Prove that $f(x)$ is irreducible over $\mathbb{Q}$

Question

Let $f(x)\in \mathbb{Q}[x]$ with $\gcd(f(x),f'(x))=1$. If for all $a,b\in \mathbb{C}$ with $a,b$ roots of $f(x)$ there exists $\sigma\in \operatorname{Gal}(K,\mathbb{Q})$ which $\sigma(a)=b$ with $K\subset \mathbb{C}$ splitting field of $f(x)$ over $\mathbb{Q}$ prove that $f(x)$ is irreducible over $\mathbb{Q}$. It's obvious that every two roots of $f(x)$ are different but I couldn't find way to use it to find the answer.

Answer 1

As Rob Arthan noticed, we need the hypotesis for all $a,b\in \mathbb C$ roots of $f(x)$. With this assuption the following works.

Suppose $f(x)$ has degree $n$ and it is monic. Since $(f,f')=1$ it has $n$ different roots. Let's call them $a_1,...,a_n$.

Take now $\sigma_i$ such that $\sigma_i(a_1) = a_i$ that exist by hypotesis. The minimal polynomial $\mu_{a_1}(x)$ of $a_1$ has degree at least $n$ because $a_1$ has $n$ conjugates.

Since $a_1$ is also a root of $f(x)$ we have $\mu_{a_1}(x)| f(x)$, but $f(x)$ has degree $n$, so $\mu(x)=f(x)$ and $f(x)$ is irreducible.

Answer 2

EDIT: As Rob Arthan stated in the comments, the problem as stated is false. If you meant to say $a, b \in \mathbb C$ rather than $a, b \in \mathbb R$ then the following discussion holds.

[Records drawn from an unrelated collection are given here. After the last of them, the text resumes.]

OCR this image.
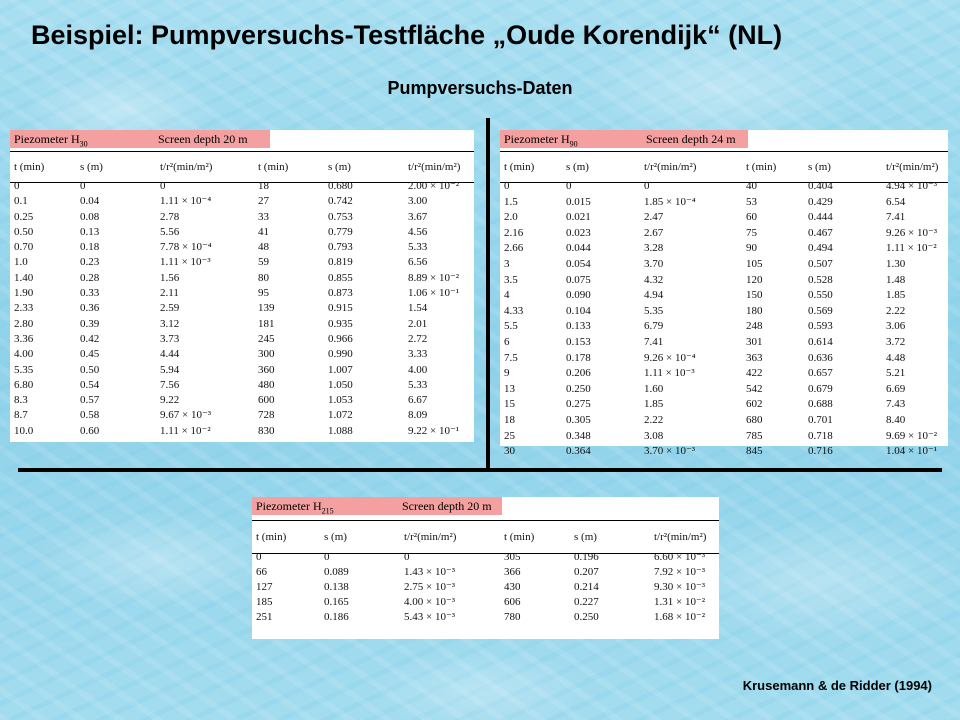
Beispiel: Pumpversuchs-Testfläche „Oude Korendijk“ (NL)
Pumpversuchs-Daten
Piezometer $H_{30}$	Screen depth 20 m
t (min)	s (m)	t/r²(min/m²)	t (min)	s (m)	t/r²(min/m²)
0	0	0	18	0.680	2.00 × 10⁻²
0.1	0.04	1.11 × 10⁻⁴	27	0.742	3.00
0.25	0.08	2.78	33	0.753	3.67
0.50	0.13	5.56	41	0.779	4.56
0.70	0.18	7.78 × 10⁻⁴	48	0.793	5.33
1.0	0.23	1.11 × 10⁻³	59	0.819	6.56
1.40	0.28	1.56	80	0.855	8.89 × 10⁻²
1.90	0.33	2.11	95	0.873	1.06 × 10⁻¹
2.33	0.36	2.59	139	0.915	1.54
2.80	0.39	3.12	181	0.935	2.01
3.36	0.42	3.73	245	0.966	2.72
4.00	0.45	4.44	300	0.990	3.33
5.35	0.50	5.94	360	1.007	4.00
6.80	0.54	7.56	480	1.050	5.33
8.3	0.57	9.22	600	1.053	6.67
8.7	0.58	9.67 × 10⁻³	728	1.072	8.09
10.0	0.60	1.11 × 10⁻²	830	1.088	9.22 × 10⁻¹
Piezometer $H_{90}$	Screen depth 24 m
t (min)	s (m)	t/r²(min/m²)	t (min)	s (m)	t/r²(min/m²)
0	0	0	40	0.404	4.94 × 10⁻³
1.5	0.015	1.85 × 10⁻⁴	53	0.429	6.54
2.0	0.021	2.47	60	0.444	7.41
2.16	0.023	2.67	75	0.467	9.26 × 10⁻³
2.66	0.044	3.28	90	0.494	1.11 × 10⁻²
3	0.054	3.70	105	0.507	1.30
3.5	0.075	4.32	120	0.528	1.48
4	0.090	4.94	150	0.550	1.85
4.33	0.104	5.35	180	0.569	2.22
5.5	0.133	6.79	248	0.593	3.06
6	0.153	7.41	301	0.614	3.72
7.5	0.178	9.26 × 10⁻⁴	363	0.636	4.48
9	0.206	1.11 × 10⁻³	422	0.657	5.21
13	0.250	1.60	542	0.679	6.69
15	0.275	1.85	602	0.688	7.43
18	0.305	2.22	680	0.701	8.40
25	0.348	3.08	785	0.718	9.69 × 10⁻²
30	0.364	3.70 × 10⁻³	845	0.716	1.04 × 10⁻¹
Piezometer $H_{215}$	Screen depth 20 m
t (min)	s (m)	t/r²(min/m²)	t (min)	s (m)	t/r²(min/m²)
0	0	0	305	0.196	6.60 × 10⁻³
66	0.089	1.43 × 10⁻³	366	0.207	7.92 × 10⁻³
127	0.138	2.75 × 10⁻³	430	0.214	9.30 × 10⁻³
185	0.165	4.00 × 10⁻³	606	0.227	1.31 × 10⁻²
251	0.186	5.43 × 10⁻³	780	0.250	1.68 × 10⁻²
Krusemann & de Ridder (1994)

First of all, as you stated, the condition that $gcd(f, f') = 1$ is equivalent to $f$ having no repeated roots. We can therefore factor $f = \prod f_i$ where the $f_i$ are pairwise coprime irreducible polynomials in $\mathbb Q[x]$ sharing no roots. To show that $f$ is irreducible we need to show that only one such polynomial appears in this factorization. The key to this problem is, of course, to understand how to Galois group acts on the roots of a polynomial.

Let $a$ be a root of $f$. Then it must be a root of some $f_i$ dividing $f$. Let $\sigma \in G = Gal(K/F)$. Then $\sigma(a)$ is not only a root of $f$, it's a root of $f_i$. To see this, let $f_i = \sum a_{ij} x^j$. Then $f_i(\sigma(a)) = \sum a_{ij} \sigma(a)^j = \sigma(\sum a_{ij} a^j) = 0$ as $\sigma$ is a field automorphism fixing $\mathbb Q$ and the $a_{ij} \in \mathbb Q$. This is a very important fact. The Galois group not only acts on the roots of $f$, but on its factors. With this, we gain a finer understanding of the action of the Galois group.

Now, let's let $Z(f)$ be the roots of $f$ in $K$ and $Z(f_i)$ be the roots of $f_i$ in $K$. By the condition on the derivative, $Z(f) = \coprod Z(f_i)$ a disjoint union. The above discussion tells us that the action of $G$ on $Z(f)$ is partitioned into the $Z(f_i)$. That is, if $a \in Z(f_i)$ and $\sigma \in G$ then $\sigma(a) \in Z(f_i)$. Suppose now that the factorization of $f$ contained two distinct polynomials, say $f_1, f_2$. Then let $a_i \in Z(f_i)$. By the condition you stated, there exists a $\sigma \in G$ such that $\sigma(a_1) = a_2$. But then $a_2 \in Z(f_1) \cap Z(f_2) = \emptyset$, a contradiction. Hence, only one factor appears in $f = \prod f_i$ so $f$ is irreducible.

To discuss this a bit more, the converse is true as well. The condition on the group action of $G$ on $Z(f)$ you stated is called transitivity and is equivalent to there being only one orbit. The converse I have in mind is that the Galois group of an irreducible polynomial with distinct roots acts transitively on the roots. With this in mind, the above discussion actually shows that the partition $Z(f) = \coprod Z(f_i)$ is precisely the partition into orbits from the action of $G$.